Belia dan sederhana pertama melihatmu. Tunas pendek dengan tiga helai daun kecil dan kaki akar dibaluti tanah basah terbungkus. Tampak kurang menarik dan kalau bukan karena rasa iba ke penjualnya mungkin dirimu tidak kubeli. Tetapi aneh juga kulihat karena dirimu hanyalah satu-satunya yang penjual bawa dan tawarkan. Barangkali yang lain sudah laku dibeli orang di tempat persinggahan sebelumnya.
Aku gali tanah di sudut pekarangan sempit dekat sumur dan kutanam dengan pengharapan. Tiap pagi petang kusiram, hari demi hari berlalu menanti dan kurasakan begitu lambat tumbuhmu. Kuragukan apakah kamu mampu bertahan di tanah timbunan dari bukit yang berbatu. Dua tahun berlalu mulailah kulihat sosokmu. Beberapa tunas tumbuh menjadi pohon bambu yang langsing dan berbuku-buku. Tidak berduri, hijau kekuningan dengan daun kecil yang mengayun manja saat angin meniupmu. Baru kutahu rahasiamu, lambat tumbuh batangmu karena sedang menyiapkan pondasi akar rimpang yang kuat di sela-sela tanah dan batu.

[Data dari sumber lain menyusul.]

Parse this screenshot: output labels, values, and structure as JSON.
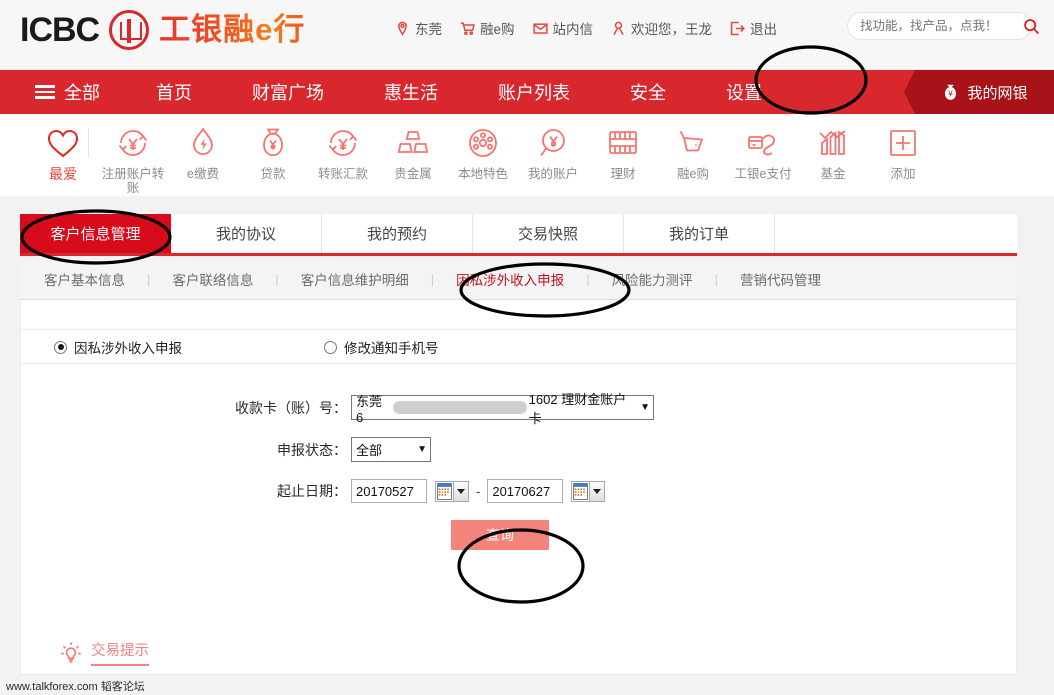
{
  "header": {
    "logo_text": "ICBC",
    "logo_cn": "工银融e行",
    "links": [
      {
        "icon": "location-pin-icon",
        "label": "东莞"
      },
      {
        "icon": "shopping-cart-icon",
        "label": "融e购"
      },
      {
        "icon": "envelope-icon",
        "label": "站内信"
      },
      {
        "icon": "user-icon",
        "label": "欢迎您，王龙"
      },
      {
        "icon": "logout-icon",
        "label": "退出"
      }
    ],
    "search": {
      "placeholder": "找功能，找产品，点我！",
      "value": "",
      "icon": "search-icon"
    }
  },
  "nav": {
    "all_label": "全部",
    "items": [
      "首页",
      "财富广场",
      "惠生活",
      "账户列表",
      "安全",
      "设置"
    ],
    "active_item": "设置",
    "ribbon": {
      "label": "我的网银",
      "icon": "money-bag-icon"
    }
  },
  "quicklinks": [
    {
      "label": "最爱",
      "icon": "heart-icon",
      "active": true
    },
    {
      "label": "注册账户转账",
      "icon": "transfer-yuan-icon",
      "active": false
    },
    {
      "label": "e缴费",
      "icon": "water-drop-bolt-icon",
      "active": false
    },
    {
      "label": "贷款",
      "icon": "money-bag-yuan-icon",
      "active": false
    },
    {
      "label": "转账汇款",
      "icon": "transfer-yuan-icon",
      "active": false
    },
    {
      "label": "贵金属",
      "icon": "gold-bars-icon",
      "active": false
    },
    {
      "label": "本地特色",
      "icon": "film-reel-icon",
      "active": false
    },
    {
      "label": "我的账户",
      "icon": "yuan-magnifier-icon",
      "active": false
    },
    {
      "label": "理财",
      "icon": "abacus-icon",
      "active": false
    },
    {
      "label": "融e购",
      "icon": "shopping-cart-icon",
      "active": false
    },
    {
      "label": "工银e支付",
      "icon": "e-pay-icon",
      "active": false
    },
    {
      "label": "基金",
      "icon": "bar-chart-icon",
      "active": false
    },
    {
      "label": "添加",
      "icon": "plus-square-icon",
      "active": false
    }
  ],
  "tabs": [
    {
      "label": "客户信息管理",
      "active": true
    },
    {
      "label": "我的协议",
      "active": false
    },
    {
      "label": "我的预约",
      "active": false
    },
    {
      "label": "交易快照",
      "active": false
    },
    {
      "label": "我的订单",
      "active": false
    }
  ],
  "subtabs": [
    {
      "label": "客户基本信息",
      "active": false
    },
    {
      "label": "客户联络信息",
      "active": false
    },
    {
      "label": "客户信息维护明细",
      "active": false
    },
    {
      "label": "因私涉外收入申报",
      "active": true
    },
    {
      "label": "风险能力测评",
      "active": false
    },
    {
      "label": "营销代码管理",
      "active": false
    }
  ],
  "radios": [
    {
      "label": "因私涉外收入申报",
      "selected": true
    },
    {
      "label": "修改通知手机号",
      "selected": false
    }
  ],
  "form": {
    "card_label": "收款卡（账）号：",
    "card_prefix": "东莞 6",
    "card_suffix": "1602 理财金账户卡",
    "status_label": "申报状态：",
    "status_value": "全部",
    "status_options": [
      "全部"
    ],
    "date_label": "起止日期：",
    "date_from": "20170527",
    "date_to": "20170627",
    "date_separator": "-",
    "calendar_icon": "calendar-icon",
    "query_button": "查询"
  },
  "tip": {
    "icon": "lightbulb-icon",
    "label": "交易提示"
  },
  "watermark": "www.talkforex.com 韬客论坛",
  "colors": {
    "brand_red": "#d9272e",
    "nav_active_red": "#d70b19",
    "ribbon_red": "#a81219",
    "salmon": "#f4837c",
    "icon_pink": "#f4756e",
    "page_bg": "#f2f2f2"
  },
  "annotations": [
    {
      "name": "settings-nav-highlight",
      "target": "设置"
    },
    {
      "name": "customer-info-tab-highlight",
      "target": "客户信息管理"
    },
    {
      "name": "foreign-income-subtab-highlight",
      "target": "因私涉外收入申报"
    },
    {
      "name": "query-button-highlight",
      "target": "查询"
    }
  ]
}
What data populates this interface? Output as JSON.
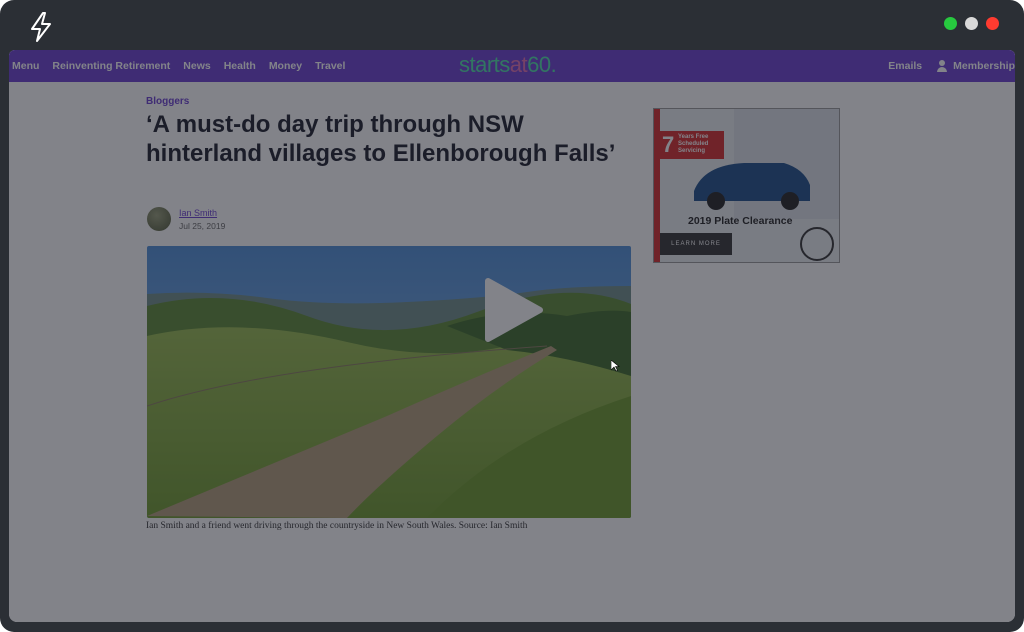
{
  "nav": {
    "items": [
      "Menu",
      "Reinventing Retirement",
      "News",
      "Health",
      "Money",
      "Travel"
    ],
    "brand_starts": "starts",
    "brand_at": "at",
    "brand_60": "60.",
    "emails": "Emails",
    "membership": "Membership"
  },
  "article": {
    "category": "Bloggers",
    "title": "‘A must-do day trip through NSW hinterland villages to Ellenborough Falls’",
    "author": "Ian Smith",
    "date": "Jul 25, 2019",
    "caption": "Ian Smith and a friend went driving through the countryside in New South Wales. Source: Ian Smith"
  },
  "ad": {
    "badge_number": "7",
    "badge_text": "Years Free Scheduled Servicing",
    "title": "2019 Plate Clearance",
    "button": "LEARN MORE"
  },
  "colors": {
    "brand_purple": "#6b3fd1",
    "window_dot_green": "#27c93f",
    "window_dot_grey": "#d9d9d9",
    "window_dot_red": "#ff3b30"
  }
}
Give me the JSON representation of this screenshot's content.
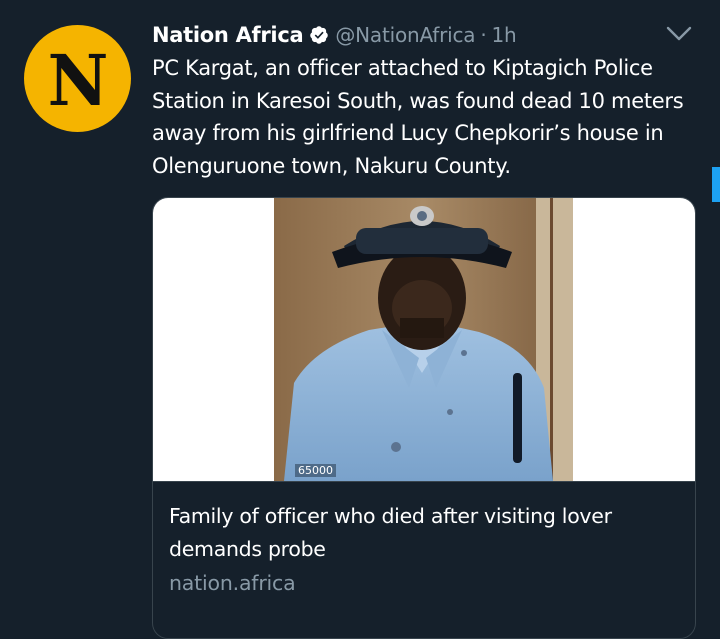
{
  "tweet": {
    "avatar_letter": "N",
    "display_name": "Nation Africa",
    "handle": "@NationAfrica",
    "separator": "·",
    "time": "1h",
    "text": "PC Kargat, an officer attached to Kiptagich Police Station in Karesoi South, was found dead 10 meters away from his girlfriend Lucy Chepkorir’s house in Olenguruone town, Nakuru County."
  },
  "card": {
    "photo_tag": "65000",
    "title": "Family of officer who died after visiting lover demands probe",
    "domain": "nation.africa"
  },
  "icons": {
    "verified": "verified-badge-icon",
    "more": "chevron-down-icon"
  },
  "colors": {
    "background": "#15202b",
    "secondary_text": "#8899a6",
    "avatar_bg": "#f5b400",
    "accent": "#1da1f2",
    "border": "#38444d"
  }
}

Bersusulan tunas-tunas tumbuh dan saling berlomba menjadi pohon yang menjulang. Agar tercipta harmoni batang-batang yang tumbuh memanjang tidak boleh memilih arahnya sendiri karena sempitnya ruang. Satu persatu kuatur, kupilin untuk menghemat ruang dan agar saling menyatu. Aku percaya kalaupun kubebaskan tumbuh kamu kuat dari hempasan angin. Saat batang, ranting dan daunmu lebat maka kurapikan dengan memangkas dan mengguntingmu. Aku mengenalimu dan karenamu lingkunganku jadi indah. Jadi ingat kata bijak Buya Hamka “ Kenal akan keindahan dan sanggup menyatakan keindahan itu kepada orang lain adalah bahagia”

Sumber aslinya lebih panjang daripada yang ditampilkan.